The hot-dip plated steel material of the present embodiment is a hot-dip plated steel material having a steel material and a plating layer disposed on the surface of the steel material. The average chemical composition of the plating layer is, in mass%,
Al: more than 10.0% and less than 45.0%;
Mg: 4.0% or more, 15.0% or less,
Si: 0.01% or more, 2.0% or less,
At least one of Cu of 0.03% or more and 5.0% or less and Ag of 0.03% or more and 6.0% or less;
and further comprising
Sn: 0% or more, 0.7% or less,
Bi: 0% or more, 0.3% or less,
In: 0% or more, 0.3% or less,
Ca: 0% or more, 0.6% or less,
Y: 0% or more, 0.3% or less,
La: 0% or more, 0.3% or less,
Ce: 0% or more, 0.3% or less,
Sr: 0% or more, 0.3% or less,
Li: 0% or more, 0.3% or less,
Ni: 0% or more, 1.0% or less,
Cr: 0% or more, 0.5% or less,
Mo: 0% or more, 0.3% or less,
Sb: 0% or more, 0.25% or less,
Pb: 0% or more, 0.25% or less,
B: 0% or more, 0.5% or less,
P: 0% or more, 0.5% or less,
Ti: 0% or more, 0.25% or less,
Co: 0% or more, 0.25% or less,
V: 0% or more, 0.25% or less,
Nb: 0% or more, 0.25% or less,
Mn: 0% or more, 0.25% or less,
Zr: 0% or more, 0.25% or less,
W: 0% or more, 0.25% or less,
Fe: 0% or more, 5.0% or less,
The balance includes Zn and impurities,
The total content of Cu and Ag satisfies 0.03% or more and 6.0% or less.

(Steel)
First, the steel material (original sheet) to be plated will be described.
The steel material is, for example, mainly a steel plate, but the size is not particularly limited. The steel plate may be any steel plate that can be applied to a normal hot-dip galvanizing process. Specifically, this applies to steel plates that can be applied to a process in which the steel plate is immersed in molten metal and solidified, such as a continuous hot-dip galvanizing line (CGL). The size of the steel plate may be, for example, a plate thickness of 10 mm or less and a plate width of 2000 mm or less, but the size of the steel plate is not limited to this.

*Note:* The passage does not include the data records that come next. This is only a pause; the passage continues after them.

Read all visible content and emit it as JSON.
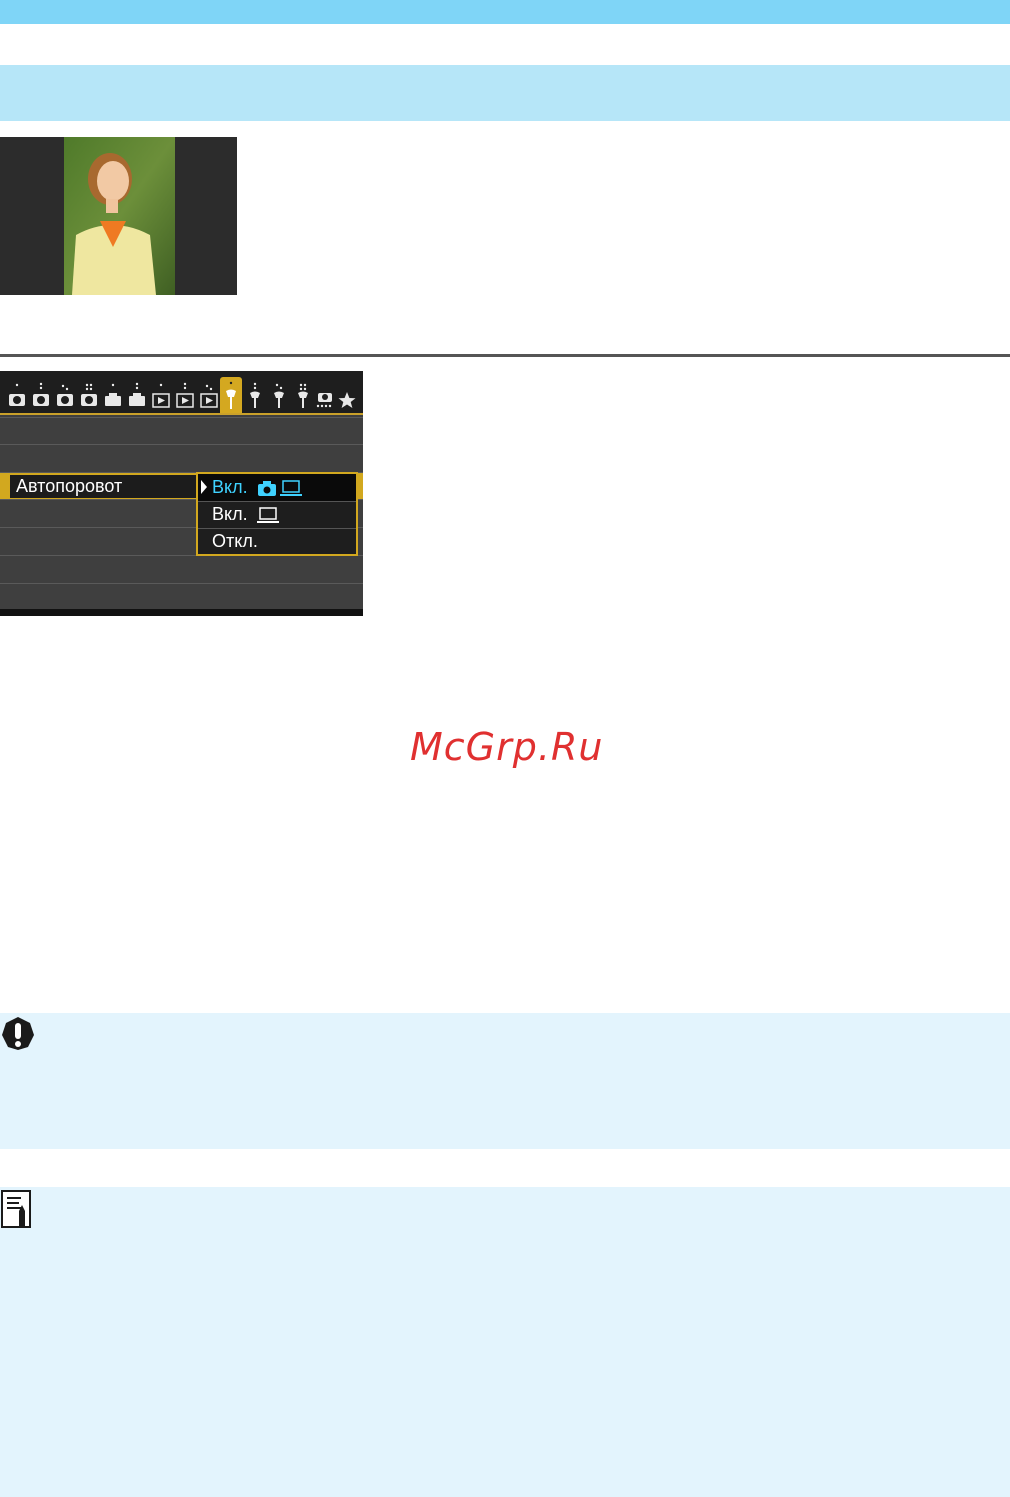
{
  "menu": {
    "item_label": "Автопоровот",
    "options": [
      "Вкл.",
      "Вкл.",
      "Откл."
    ],
    "selected_index": 0
  },
  "watermark": "McGrp.Ru",
  "colors": {
    "top_bar": "#7fd5f7",
    "section_bar": "#b6e6f8",
    "note_bg": "#e3f4fd",
    "menu_accent": "#d2a81f",
    "selected_option": "#3fd2ff",
    "watermark": "#e03030"
  },
  "icons": {
    "caution": "exclamation-icon",
    "note": "memo-pencil-icon"
  }
}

The quality of the steel material is not particularly limited. Examples of applicable steel materials include general steel, pre-plated steel thinly plated with various metals, Al-killed steel, ultra-low carbon steel, high carbon steel, various high tensile steels, some high alloy steels (steels containing corrosion-resistant strengthening elements such as Ni and Cr), steel for bolts, and steel wire for bridge cables. More specifically, the steel material may be, for example, a hot-rolled steel plate defined in JIS G 3131 (2018), a cold-rolled steel plate defined in JIS G 3141 (2017), a general structural rolled steel material corresponding to the so-called SS material, a so-called general steel included in the hot-rolled steel plate shown in JIS G 3193 (2019), JIS H 8641 (2021), JIS G 3302 (2019), 3303 (2017), 3313 (2017), 3314 (2019), 3315 (2017), 3316 (2016), 3317 (2017), 3318 (2017), 3319 (2017), 3320 (2017), 3321 (2017), 3322 (2017), 3323 (2017), 3324 (2017), 3325 (2017), 3326 (2017), 3327 (2017), 3328 (2017), 3329 (2017), 3330 (2017), 3331 (2017), 3332 (2017), 3333 (2017), 3334 (2017), 3335 (2017), 3336 (2017), 3337 (2017), 3338 (2017), 3339 (2017), 334 ... Pre-plated steels thinly plated with various metals as described in JIS G 317 (2019) and 3321 (2019), rolled steel materials for building structures as described in JIS G 3136 (2012), Al-killed steels, extra-low carbon steels, high carbon steels as described in JIS G 3126 (2015), various high tensile steels as described in JIS G 3113 (2018), 3134 (2018), and 3135 (2018), and some high alloy steels (steels containing corrosion-resistant strengthening elements such as Ni and Cr, etc.) are applicable.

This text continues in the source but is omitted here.